Anthropic

Auto-instrument the Anthropic SDK. Every messages.create call inside an active run emits an llm_call event with model, token usage, latency, and tool use. Cost is computed server-side from the rate card.

Install / enable

Python:

pip install agentping-sdk anthropic
import agentping
import anthropic

agentping.init()
agentping.instrument_anthropic()

client = anthropic.Anthropic()

with agentping.run("support-triage", customer_id="acme-corp") as r:
    reply = client.messages.create(
        model="claude-sonnet-4-5",
        max_tokens=1024,
        messages=[{"role": "user", "content": "summarise this ticket"}],
    )
    r.score("confidence", 0.93)

instrument_anthropic() patches both anthropic.Anthropic and anthropic.AsyncAnthropic. Idempotent and global; safe to call once at module load.

TypeScript:

npm install @agentping/sdk @anthropic-ai/sdk
import Anthropic from "@anthropic-ai/sdk";
import * as agentping from "@agentping/sdk";

agentping.init({ apiKey: process.env.AGENTPING_API_KEY });

const run = agentping.run("answer-bot");
const anthropic = agentping.instrumentAnthropic(new Anthropic(), { run });

const reply = await anthropic.messages.create({
  model: "claude-sonnet-4-5",
  max_tokens: 1024,
  messages: [{ role: "user", content: "hi" }],
});

await run.finish({ status: "success" });

instrumentAnthropic returns a wrapped client whose return types match the original. No global patching; the wrapper holds the run reference for scoping.

What's captured

Model, input tokens, output tokens, and latency on every messages.create. Prompt caching is captured separately: cache_read_input_tokens lands as cached_input_tokens and cache_creation_input_tokens is recorded so cached and uncached spend reconcile against the rate card. Tool-use exchanges are captured as a single llm_call with the final usage figures; to see tool selection in the trace, also record an event when your code picks a tool:

r.event("tool_call", {"tool": "fetch_orders", "args": {"customer_id": "acme-corp"}})

Streaming

TypeScript: automatic. Both messages.create({ stream: true }) and messages.stream() are wrapped; the llm_call event fires once the stream drains, with final token totals.

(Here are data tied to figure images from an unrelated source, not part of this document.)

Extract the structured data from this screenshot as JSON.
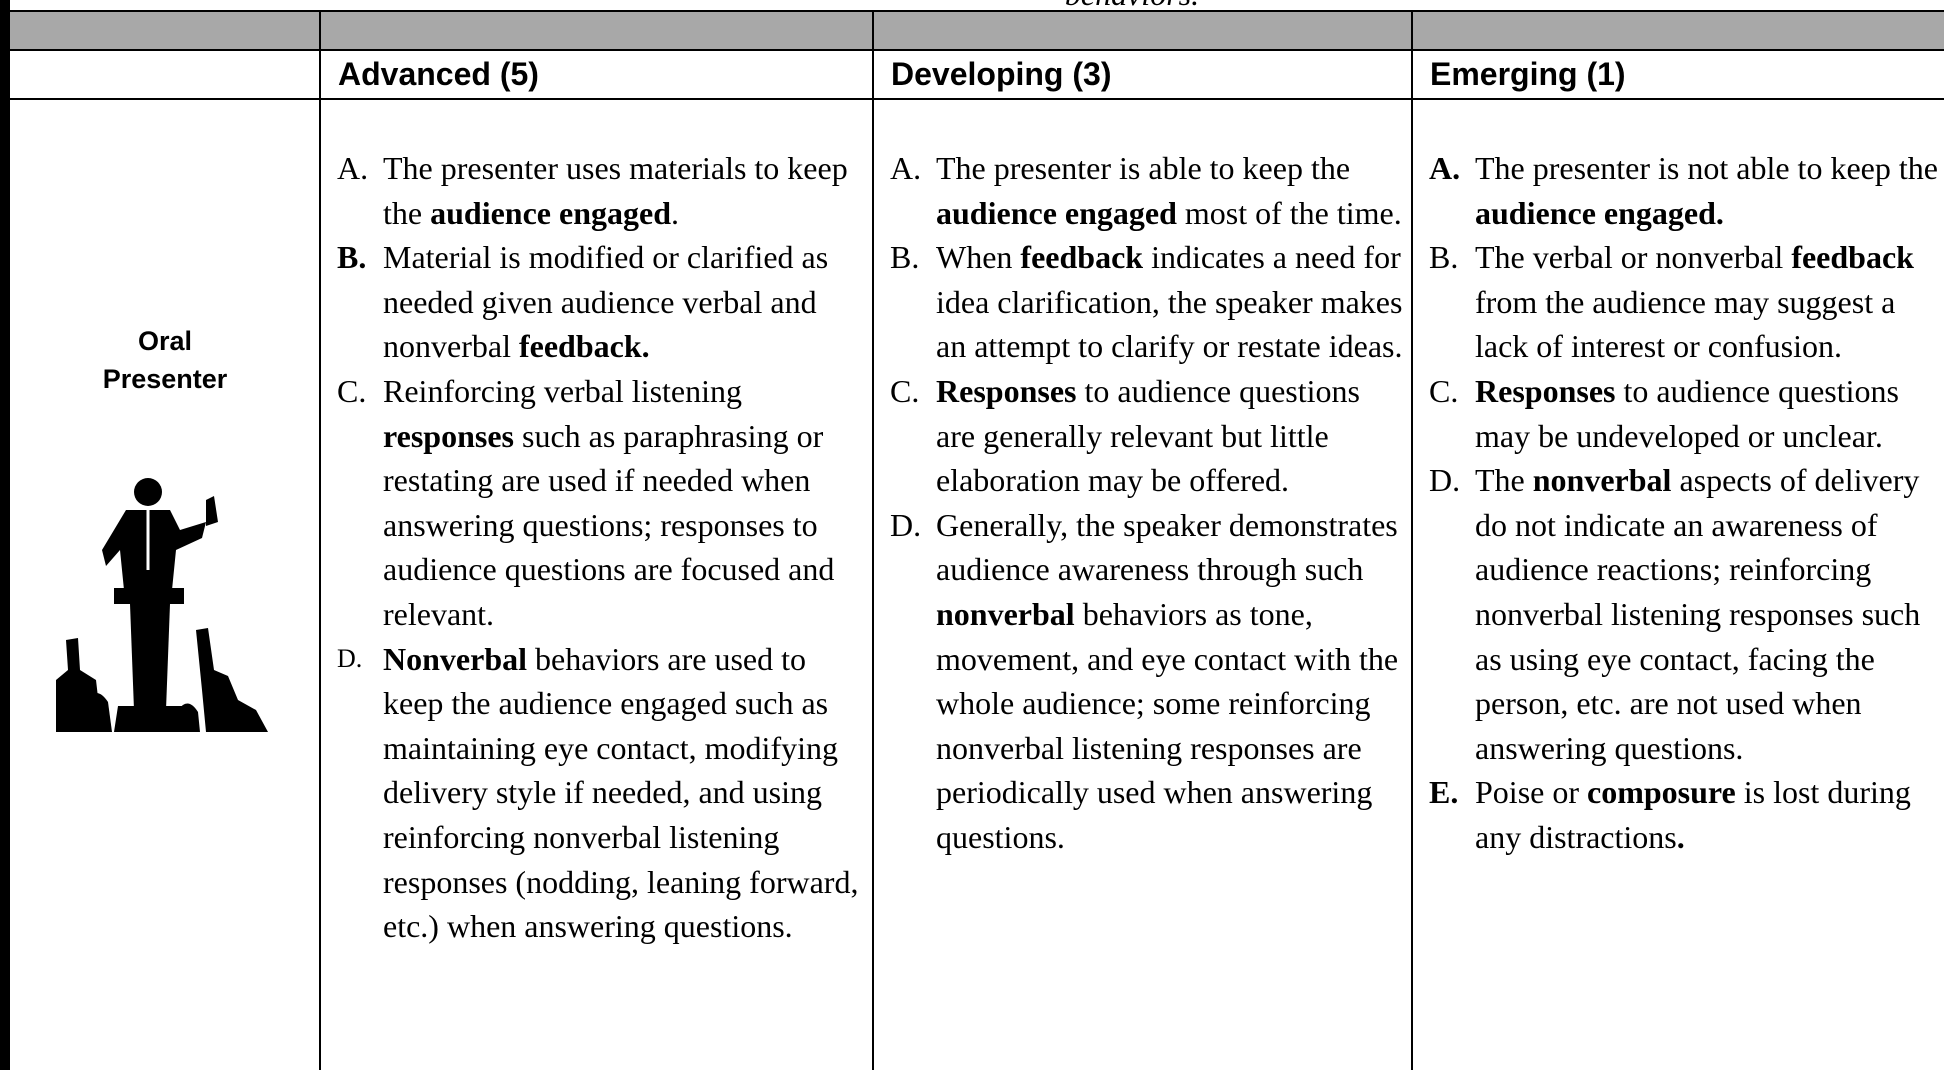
{
  "top_caption": "behaviors.",
  "row_label": "Oral Presenter",
  "columns": [
    {
      "header": "Advanced (5)",
      "items": [
        {
          "letter": "A.",
          "runs": [
            {
              "text": "The presenter uses materials to keep the "
            },
            {
              "text": "audience engaged",
              "bold": true
            },
            {
              "text": "."
            }
          ]
        },
        {
          "letter": "B.",
          "letter_bold": true,
          "runs": [
            {
              "text": "Material is modified or clarified as needed given audience verbal and nonverbal "
            },
            {
              "text": "feedback.",
              "bold": true
            }
          ]
        },
        {
          "letter": "C.",
          "runs": [
            {
              "text": "Reinforcing verbal listening "
            },
            {
              "text": "responses",
              "bold": true
            },
            {
              "text": " such as paraphrasing or restating are used if needed when answering questions; responses to audience questions are focused and relevant."
            }
          ]
        },
        {
          "letter": "D.",
          "letter_small": true,
          "runs": [
            {
              "text": "Nonverbal",
              "bold": true
            },
            {
              "text": " behaviors are used to keep the audience engaged such as maintaining eye contact, modifying delivery style if needed, and using reinforcing nonverbal listening responses (nodding, leaning forward, etc.) when answering questions."
            }
          ]
        }
      ]
    },
    {
      "header": "Developing (3)",
      "items": [
        {
          "letter": "A.",
          "runs": [
            {
              "text": "The presenter is able to keep the "
            },
            {
              "text": "audience engaged",
              "bold": true
            },
            {
              "text": " most of the time."
            }
          ]
        },
        {
          "letter": "B.",
          "runs": [
            {
              "text": "When "
            },
            {
              "text": "feedback",
              "bold": true
            },
            {
              "text": " indicates a need for idea clarification, the speaker makes an attempt to clarify or restate ideas."
            }
          ]
        },
        {
          "letter": "C.",
          "runs": [
            {
              "text": "Responses",
              "bold": true
            },
            {
              "text": " to audience questions are generally relevant but little elaboration may be offered."
            }
          ]
        },
        {
          "letter": "D.",
          "runs": [
            {
              "text": "Generally, the speaker demonstrates audience awareness through such "
            },
            {
              "text": "nonverbal",
              "bold": true
            },
            {
              "text": " behaviors as tone, movement, and eye contact with the whole audience; some reinforcing nonverbal listening responses are periodically used when answering questions."
            }
          ]
        }
      ]
    },
    {
      "header": "Emerging (1)",
      "items": [
        {
          "letter": "A.",
          "letter_bold": true,
          "runs": [
            {
              "text": "The presenter is not able to keep the "
            },
            {
              "text": "audience engaged.",
              "bold": true
            }
          ]
        },
        {
          "letter": "B.",
          "runs": [
            {
              "text": "The verbal or nonverbal "
            },
            {
              "text": "feedback",
              "bold": true
            },
            {
              "text": " from the audience may suggest a lack of interest or confusion."
            }
          ]
        },
        {
          "letter": "C.",
          "runs": [
            {
              "text": "Responses",
              "bold": true
            },
            {
              "text": " to audience questions may be undeveloped or unclear."
            }
          ]
        },
        {
          "letter": "D.",
          "runs": [
            {
              "text": "The "
            },
            {
              "text": "nonverbal",
              "bold": true
            },
            {
              "text": " aspects of delivery do not indicate an awareness of audience reactions; reinforcing nonverbal listening responses such as using eye contact, facing the person, etc. are not used when answering questions."
            }
          ]
        },
        {
          "letter": "E.",
          "letter_bold": true,
          "runs": [
            {
              "text": "Poise or "
            },
            {
              "text": "composure",
              "bold": true
            },
            {
              "text": " is lost during any distractions"
            },
            {
              "text": ".",
              "bold": true
            }
          ]
        }
      ]
    }
  ]
}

Python: the non-streaming messages.create is auto-captured, but streaming (messages.stream() and messages.create(stream=True)) is not. Emit one event yourself after the stream completes:

with agentping.run("answer-bot") as r:
    started = time.perf_counter()
    with client.messages.stream(
        model="claude-sonnet-4-5",
        max_tokens=1024,
        messages=[{"role": "user", "content": "explain in one sentence"}],
    ) as stream:
        for chunk in stream.text_stream:
            print(chunk, end="", flush=True)
        final = stream.get_final_message()

    r.event("llm_call", {
        "provider": "anthropic",
        "model": final.model,
        "input_tokens": final.usage.input_tokens,
        "output_tokens": final.usage.output_tokens,
        "latency_ms": int((time.perf_counter() - started) * 1000),
    })

Source / notes

The rate card carries the current Claude model family; unknown models still land, with cost shown as null in the unpriced models report. For Claude on Bedrock, see Bedrock.